Pediatric use	28-90 days: 100 mg/kg/day divided every 8 hours; >90 days: 120 mg/kg/day divided every 6-8 hours; maximum 6 g/day.
Geriatric use	No specific dose adjustment; monitor renal function and adjust based on creatinine clearance.

Use during pregnancy

1st trimester	Consult provider
2nd trimester	Consult provider
3rd trimester	Consult provider

Clinical note

Comprehensive clinical and safety monograph for XYLO-PFAN (XYLO-PFAN).
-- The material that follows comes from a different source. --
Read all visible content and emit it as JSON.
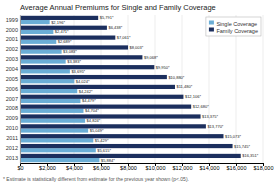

Breastfeeding	Not recommended during breastfeeding. M/P ratio: Unknown (no data). XYLO-PFAN is concentrated in breast milk in animal studies, potentially causing adverse effects in the infant (e.g., hypotension, altered glucose metabolism). Alternative agents preferred.
Teratogenic Risk	XYLO-PFAN is contraindicated in pregnancy. First trimester: High risk of major congenital malformations (neural tube defects, cardiovascular anomalies) based on animal studies and case reports. Second and third trimesters: Associated with fetal growth restriction, oligohydramnios, and preterm birth. Use only if maternal benefit outweighs risk, with strict avoidance if possible.

Warnings & precautions

■ FDA Black Box Warning

WARNING: Increased risk of nephrotoxicity and acute kidney injury, especially when used with other nephrotoxic agents. Monitor renal function daily.

Side Effect Profile

Serious Effects

Absolute Contraindications

Hypersensitivity to XYLO-PFAN or any component; concomitant use with nephrotoxic drugs (e.g., aminoglycosides, vancomycin) unless no alternative; severe hepatic impairment (Child-Pugh C).